-

Designing Multimodal Interactive Systems Using EyesWeb XMI

0 Gualtiero Volpe Paolo Alborno Antonio Camurri Paolo Coletta Simone Ghisio University of Genova DIBRIS Genova , Italy 1 University of Genova DIBRIS Genova , Italy

49 56

This paper introduces the EyesWeb XMI platform (for eXtended Multimodal Interaction) as a tool for fast prototyping of multimodal systems, including interconnection of multiple smart devices, e.g., smartphones. EyesWeb is endowed with a visual programming language enabling users to compose modules into applications. Modules are collected in several libraries and include support of many input devices (e.g., video, audio, motion capture, accelerometers, and physiological sensors), output devices (e.g., video, audio, 2D and 3D graphics), and synchronized multimodal data processing. Specific libraries are devoted to real-time analysis of nonverbal expressive motor and social behavior. The EyesWeb platform encompasses further tools such EyesWeb Mobile supporting the development of customized Graphical User Interfaces for specific classes of users. The paper will review the EyesWeb platform and its components, starting from its historical origins, and with a particular focus on the Human-Computer Interaction aspects.

Author Keywords

Multimodal interactive systems; visual programming languages; EyesWeb XMI

ACM Classification Keywords

H.5.2 [Information interfaces and presentation (HCI)]: User interfaces

Introduction

Summer 1999, Opening of Salzburg Festival, Austria: In the music theatre opera Cronaca del Luogo by Italian composer Luciano Berio, a major singer (David Moss) plays a schizophrenic character at times appearing wise and calm, while other times appearing crazy, with nervous and jerky movements. Some of his movement qualities are automatically extracted by using sensors embedded in his clothes and a flashing infrared light on his helmet, synchronized with video cameras positioned above the stage. This information is used to morph the singer’s voice from profound (wise) to a harsh, sharp (crazy) timbre. The impact with such concrete real-world applications of multimodal analysis and mapping was of paramount importance to shape the requirements for our first publicly available version of

EyesWeb [1].

In particular, the need for fast prototyping tools made us leave the concept of EyesWeb as a monolithic application, to be recompiled and rebuilt after any possible minor change, and made us move to a more flexible approach, which was being already adopted by other software platforms both in the tradition of computer music programming languages and tools and in other domains such as simulation tools for system engineering. EyesWeb was thus conceived as a modular software platform, where a user can assemble the single modules in an application by means of a visual programming language. As such, EyesWeb supports its users in designing and developing interactive multimodal systems is several ways, such as for example (i) by providing built-in input/output capabilities for a broad range of sensor and capture systems, (ii) by enabling to easily define and customize how data is processed and feedback is generated, and (iii) by offering tools for creating a wide palette of interfaces for different classes of users. Since then EyesWeb was reworked, improved, and extended along years and went through five major versions, being always available for free1. Nowadays, it is employed in various application domains, going beyond the original area of computer music and performing arts, and including for example active experience of cultural heritage, exergaming, education and technology-enhanced learning, therapy and rehabilitation.

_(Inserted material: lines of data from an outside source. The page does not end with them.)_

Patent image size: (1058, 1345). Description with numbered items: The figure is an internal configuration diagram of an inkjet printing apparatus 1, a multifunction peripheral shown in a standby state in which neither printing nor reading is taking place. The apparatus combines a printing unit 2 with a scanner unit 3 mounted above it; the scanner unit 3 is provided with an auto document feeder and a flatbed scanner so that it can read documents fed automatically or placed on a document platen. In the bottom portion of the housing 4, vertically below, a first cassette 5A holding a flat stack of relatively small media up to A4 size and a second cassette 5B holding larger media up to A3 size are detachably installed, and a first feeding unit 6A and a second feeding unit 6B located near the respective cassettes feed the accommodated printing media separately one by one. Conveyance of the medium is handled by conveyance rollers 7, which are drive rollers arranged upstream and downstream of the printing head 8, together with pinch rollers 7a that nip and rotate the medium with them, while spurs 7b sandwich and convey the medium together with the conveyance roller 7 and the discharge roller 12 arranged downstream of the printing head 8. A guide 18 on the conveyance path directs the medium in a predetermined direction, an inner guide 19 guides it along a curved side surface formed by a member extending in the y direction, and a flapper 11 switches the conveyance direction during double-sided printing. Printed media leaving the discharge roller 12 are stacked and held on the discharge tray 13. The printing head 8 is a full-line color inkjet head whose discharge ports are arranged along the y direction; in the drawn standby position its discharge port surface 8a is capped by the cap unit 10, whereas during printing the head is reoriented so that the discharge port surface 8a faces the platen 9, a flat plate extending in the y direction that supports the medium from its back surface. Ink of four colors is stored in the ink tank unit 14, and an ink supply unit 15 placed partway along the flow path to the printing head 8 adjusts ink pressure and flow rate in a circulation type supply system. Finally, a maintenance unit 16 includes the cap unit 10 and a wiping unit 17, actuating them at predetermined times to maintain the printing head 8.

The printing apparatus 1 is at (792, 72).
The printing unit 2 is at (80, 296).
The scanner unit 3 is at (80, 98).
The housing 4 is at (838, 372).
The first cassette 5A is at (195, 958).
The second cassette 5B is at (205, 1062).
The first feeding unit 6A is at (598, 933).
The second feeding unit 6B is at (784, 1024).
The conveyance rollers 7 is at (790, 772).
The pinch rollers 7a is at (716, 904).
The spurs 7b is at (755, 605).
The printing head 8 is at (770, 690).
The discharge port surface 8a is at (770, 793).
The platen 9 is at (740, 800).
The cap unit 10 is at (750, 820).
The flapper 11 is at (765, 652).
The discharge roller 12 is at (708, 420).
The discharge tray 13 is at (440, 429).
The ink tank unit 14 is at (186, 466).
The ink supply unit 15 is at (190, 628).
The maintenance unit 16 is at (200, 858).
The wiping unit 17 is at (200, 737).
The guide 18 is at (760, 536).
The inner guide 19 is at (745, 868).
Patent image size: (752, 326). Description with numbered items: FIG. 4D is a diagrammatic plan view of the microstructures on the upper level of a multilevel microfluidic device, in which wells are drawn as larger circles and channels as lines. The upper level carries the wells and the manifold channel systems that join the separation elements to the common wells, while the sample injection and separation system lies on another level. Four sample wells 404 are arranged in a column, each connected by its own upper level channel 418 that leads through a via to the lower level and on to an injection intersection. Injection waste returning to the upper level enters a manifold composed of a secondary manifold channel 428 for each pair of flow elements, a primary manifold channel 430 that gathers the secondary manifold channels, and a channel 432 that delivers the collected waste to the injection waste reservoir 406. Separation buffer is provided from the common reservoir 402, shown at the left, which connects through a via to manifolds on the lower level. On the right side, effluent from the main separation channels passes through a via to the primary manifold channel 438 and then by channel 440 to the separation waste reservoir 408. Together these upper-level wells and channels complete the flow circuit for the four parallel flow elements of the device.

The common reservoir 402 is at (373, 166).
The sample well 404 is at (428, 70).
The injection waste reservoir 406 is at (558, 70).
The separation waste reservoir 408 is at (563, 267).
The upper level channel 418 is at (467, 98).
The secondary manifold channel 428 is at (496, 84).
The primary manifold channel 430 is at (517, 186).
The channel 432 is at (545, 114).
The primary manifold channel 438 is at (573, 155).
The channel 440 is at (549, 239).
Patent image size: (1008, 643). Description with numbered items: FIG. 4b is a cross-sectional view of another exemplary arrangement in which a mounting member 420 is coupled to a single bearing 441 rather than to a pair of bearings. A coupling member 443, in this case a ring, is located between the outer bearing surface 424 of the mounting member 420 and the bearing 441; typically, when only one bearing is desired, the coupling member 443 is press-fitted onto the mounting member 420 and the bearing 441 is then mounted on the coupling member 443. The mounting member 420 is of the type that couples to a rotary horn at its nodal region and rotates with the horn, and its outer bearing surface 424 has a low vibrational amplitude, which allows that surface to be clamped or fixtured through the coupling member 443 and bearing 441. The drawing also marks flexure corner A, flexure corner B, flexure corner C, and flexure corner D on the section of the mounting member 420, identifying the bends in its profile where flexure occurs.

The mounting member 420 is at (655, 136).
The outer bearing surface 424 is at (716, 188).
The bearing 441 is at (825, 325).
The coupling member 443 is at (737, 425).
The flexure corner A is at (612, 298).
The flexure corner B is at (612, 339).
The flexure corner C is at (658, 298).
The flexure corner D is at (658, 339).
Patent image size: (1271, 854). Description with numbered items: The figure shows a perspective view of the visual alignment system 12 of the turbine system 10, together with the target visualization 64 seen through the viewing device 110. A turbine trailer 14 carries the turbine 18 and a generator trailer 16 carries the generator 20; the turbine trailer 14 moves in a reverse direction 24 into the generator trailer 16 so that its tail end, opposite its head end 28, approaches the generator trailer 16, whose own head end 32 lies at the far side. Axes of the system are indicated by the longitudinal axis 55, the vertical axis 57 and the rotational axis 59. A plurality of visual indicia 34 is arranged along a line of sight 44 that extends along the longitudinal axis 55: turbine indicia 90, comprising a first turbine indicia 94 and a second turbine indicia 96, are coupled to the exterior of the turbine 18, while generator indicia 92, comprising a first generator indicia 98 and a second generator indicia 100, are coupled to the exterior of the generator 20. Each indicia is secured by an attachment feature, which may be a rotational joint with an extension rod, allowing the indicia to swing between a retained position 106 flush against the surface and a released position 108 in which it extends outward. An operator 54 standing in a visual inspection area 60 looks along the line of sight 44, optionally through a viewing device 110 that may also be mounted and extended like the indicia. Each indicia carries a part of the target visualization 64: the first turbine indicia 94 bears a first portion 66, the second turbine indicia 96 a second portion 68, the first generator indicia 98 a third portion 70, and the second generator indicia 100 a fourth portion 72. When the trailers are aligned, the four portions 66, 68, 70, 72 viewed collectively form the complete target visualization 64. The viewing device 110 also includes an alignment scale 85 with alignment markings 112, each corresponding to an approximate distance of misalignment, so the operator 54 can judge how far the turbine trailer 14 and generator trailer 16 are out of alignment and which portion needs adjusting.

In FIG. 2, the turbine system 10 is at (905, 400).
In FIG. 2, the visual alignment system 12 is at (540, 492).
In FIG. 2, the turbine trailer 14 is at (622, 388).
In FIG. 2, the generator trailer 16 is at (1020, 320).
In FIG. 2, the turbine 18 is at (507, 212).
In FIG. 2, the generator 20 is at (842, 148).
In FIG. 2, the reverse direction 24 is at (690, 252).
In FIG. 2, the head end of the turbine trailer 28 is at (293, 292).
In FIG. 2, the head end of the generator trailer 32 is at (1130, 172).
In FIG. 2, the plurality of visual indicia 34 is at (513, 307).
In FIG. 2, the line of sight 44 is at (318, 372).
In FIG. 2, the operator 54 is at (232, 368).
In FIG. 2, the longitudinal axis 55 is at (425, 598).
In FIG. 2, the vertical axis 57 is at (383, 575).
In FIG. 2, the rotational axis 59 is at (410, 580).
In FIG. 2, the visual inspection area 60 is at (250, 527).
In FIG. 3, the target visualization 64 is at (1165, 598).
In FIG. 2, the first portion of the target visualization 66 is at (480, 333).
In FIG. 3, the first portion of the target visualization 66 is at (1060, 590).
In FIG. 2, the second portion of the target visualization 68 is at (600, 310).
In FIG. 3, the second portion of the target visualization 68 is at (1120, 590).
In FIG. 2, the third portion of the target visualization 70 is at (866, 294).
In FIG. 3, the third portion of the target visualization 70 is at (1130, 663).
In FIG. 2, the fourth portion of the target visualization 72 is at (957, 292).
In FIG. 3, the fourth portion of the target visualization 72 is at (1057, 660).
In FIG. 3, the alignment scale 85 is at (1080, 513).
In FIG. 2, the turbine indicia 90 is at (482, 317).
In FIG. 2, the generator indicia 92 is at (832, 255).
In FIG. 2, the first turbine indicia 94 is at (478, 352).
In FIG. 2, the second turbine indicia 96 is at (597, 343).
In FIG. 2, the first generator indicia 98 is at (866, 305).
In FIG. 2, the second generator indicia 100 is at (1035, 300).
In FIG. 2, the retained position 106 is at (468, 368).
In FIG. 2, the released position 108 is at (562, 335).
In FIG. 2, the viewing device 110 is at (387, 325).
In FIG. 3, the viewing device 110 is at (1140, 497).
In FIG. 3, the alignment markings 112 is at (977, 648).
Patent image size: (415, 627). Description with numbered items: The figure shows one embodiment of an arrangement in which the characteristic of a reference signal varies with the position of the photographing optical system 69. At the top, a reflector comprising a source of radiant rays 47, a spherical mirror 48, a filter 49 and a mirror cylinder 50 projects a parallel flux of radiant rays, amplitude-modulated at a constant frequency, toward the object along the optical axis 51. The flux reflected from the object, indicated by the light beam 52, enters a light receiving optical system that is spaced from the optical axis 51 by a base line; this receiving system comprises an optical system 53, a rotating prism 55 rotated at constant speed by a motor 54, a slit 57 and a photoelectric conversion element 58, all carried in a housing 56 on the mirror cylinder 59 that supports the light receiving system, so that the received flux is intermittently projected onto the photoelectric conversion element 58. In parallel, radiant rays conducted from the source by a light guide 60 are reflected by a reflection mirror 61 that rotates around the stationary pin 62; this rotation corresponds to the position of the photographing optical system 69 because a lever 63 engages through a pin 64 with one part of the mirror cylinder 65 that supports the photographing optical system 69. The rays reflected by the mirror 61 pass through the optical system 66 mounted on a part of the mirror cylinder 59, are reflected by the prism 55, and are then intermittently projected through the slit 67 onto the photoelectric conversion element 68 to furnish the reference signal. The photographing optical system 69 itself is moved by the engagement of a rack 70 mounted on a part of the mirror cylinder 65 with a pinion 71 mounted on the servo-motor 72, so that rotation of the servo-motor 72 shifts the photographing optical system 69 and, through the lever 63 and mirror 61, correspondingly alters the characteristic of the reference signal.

This paper is organized as follows: the next section presents some related work, i.e., other modular platforms endowed with a visual programming language with a particular reference to multimedia and multimodal systems; then, the major components of the EyesWeb platform are introduced; finally, the different classes of users for EyesWeb and the reasons that make it suitable for fast prototyping of applications including interconnection of smart objects are discussed under an HCI perspective.

Related work

Whereas general-purpose tools such as, for example, Mathworks’ Simulink exists since long time, platforms especially devoted to (possible real-time) analysis of multimodal signals are far less common. Max [ 9 ] is a platform and a visual programming language for music and multimedia, originally conceived by Miller Puckette at IRCAM, Paris, and nowadays developed and maintained by Cycling ’74. Born for sound and music processing in interactive computer music, it is also endowed with packages for real-time video, 3D graphics, and matrix processing. Pd (Pure Data) [ 10 ] is similar in scope and design to Max. It also includes a visual programming language and it is intended to support development of interactive sound and music computing applications. The addition of GEM (Graphics Environment for 1http://www.casapaganini.org The actual released version is EyesWeb 5.6.0.0. Multimedia) enables real-time generation and processing of video, OpenGL graphics, images, and so on. Moreover, Pd is natively designed to enable live collaboration across networks or the Internet. vvvv [ 13 ] is a hybrid graphical/textual programming environment for easy prototyping and development. It has a special focus on real-time video synthesis and it is designed to facilitate the handling of large media environments with physical interfaces, real-time motion graphics, audio and video that can interact with many users simultaneously. Isadora [ 6 ] is an interactive media presentation tool created by composer and media-artist Mark Coniglio. It mainly includes video generation, processing, and effects and is intended to support artists in developing interactive performances. In the same field of performing arts, Eyecon [ 4 ] aims at facilitating interactive performances and installations in which the motion of human bodies is used to trigger or control various other media, e.g., music, sounds, photos, films, lighting changes, and so on. The Social Signal Interpretation framework (SSI) [ 14 ] offers tools to record, analyze and recognize human behavior in realtime, such as gestures, mimics, head nods, and emotional speech. Following a patch-based design, pipelines are set up from autonomic components and allow the parallel and synchronized processing of sensor data from multiple input devices.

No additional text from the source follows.